Second, the ethics ordinance should contain a provision that specifies the procedure that should be followed in filing a complaint, specifies how a Board of Ethics is selected and conducts its affairs and acknowledges the right of an official charged with a violation to notice of the charges, representation by legal counsel and an adequate opportunity to respond to the charges. You may want to look at the procedures in the Marietta or Roswell ordinances in the GMA publication, "Model Code of Ethics for Georgia City Officials."
Third, many local ethics ordinances contain monetary fines in addition to sanctions such as public censure or reprimand and a request to resign from office. The members of the GMA Ethics Certification Committee continue to have concerns about the legal enforceability of monetary fines for violation of an ethics ordinance. Again, this is a matter to be discussed with the city attorney.

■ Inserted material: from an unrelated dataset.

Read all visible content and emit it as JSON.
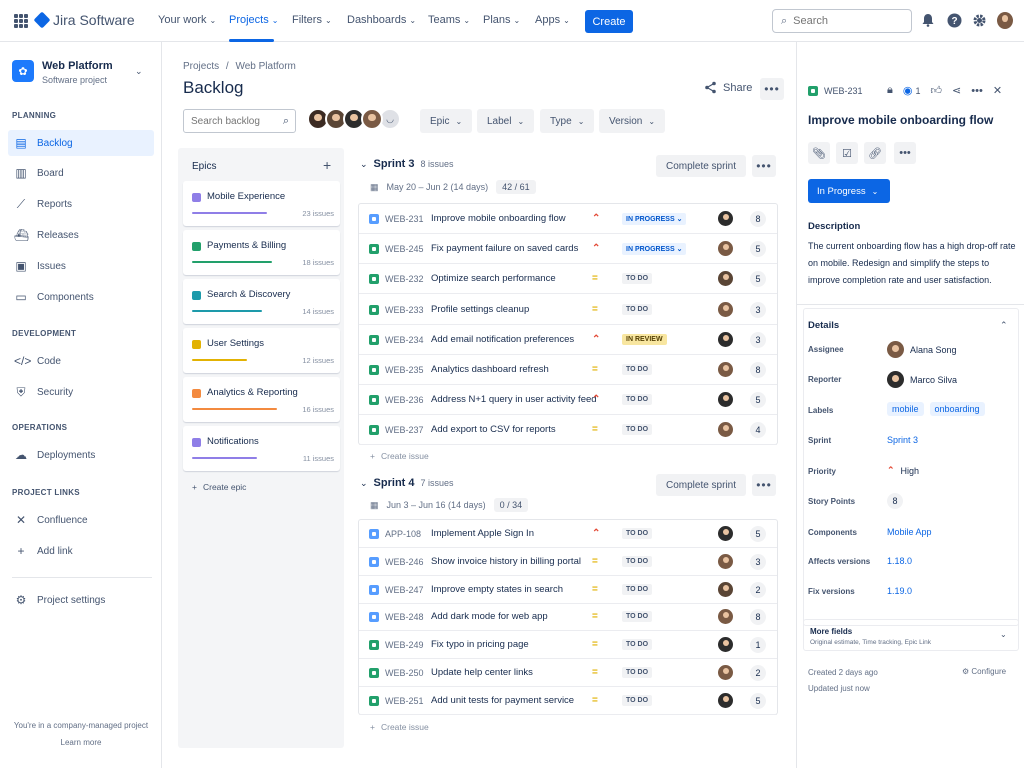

Fourth, although it is laudable to make every effort to avoid even an appearance of impropriety, some ethics ordinances may go too far in restricting the ability of elected officials to also act as individuals within the community affected by the actions of the city. While an elected official may have a conflict of interest and be ineligible to vote on a matter in which they are financially interested, attempting to prevent council members from speaking to other members of the city council as a city resident rather than an elected official may in certain contexts unduly infringe on that person's right to free speech and right to petition their government for redress of grievances. Additionally, some local ethics ordinances attempt to regulate the conduct of candidates for office or those elected who have not yet taken office. It is not clear that local ordinances can regulate this conduct. Again, the city attorney should be consulted for guidance in these areas.
Conflicts of Interest
Fifth, it is important to remember that just because an activity is free from criminal sanction or does not violate the city's ethics ordinance does not necessarily mean that it is ethical or legal. This concern particularly arises where ethics ordinances attempt to define the nature and limits of a "personal interest" prohibiting an elected official from voting on that matter. Although such definitions can be useful, a contract may be invalidated on the ground that it violates good public policy and the constitutional principles of public trusteeship. The courts may view a transaction as a common law conflict of interest even though no statute or ordinance was violated.
A number of ethics ordinances also contain a provision prohibiting local officials from engaging in any employment or rendering of service that is adverse to and incompatible with the proper discharge of official duties. Some of these ordinances exclude licensed professionals from the application of this prohibition. City officials should never engage in an activity which is incompatible with the proper discharge of official duties. These are also areas to be reviewed with the city attorney.
GMA has supported and promoted the use of a local ethics ordinance as they allow citizens to raise their concerns and participate in the ethics investigation process at the local level, where the voice and influence of the individual citizen is strongest. Local ethics ordinances also provide an opportunity for local elected officials to win the trust of the people they serve by voluntarily holding themselves to high levels of ethical conduct.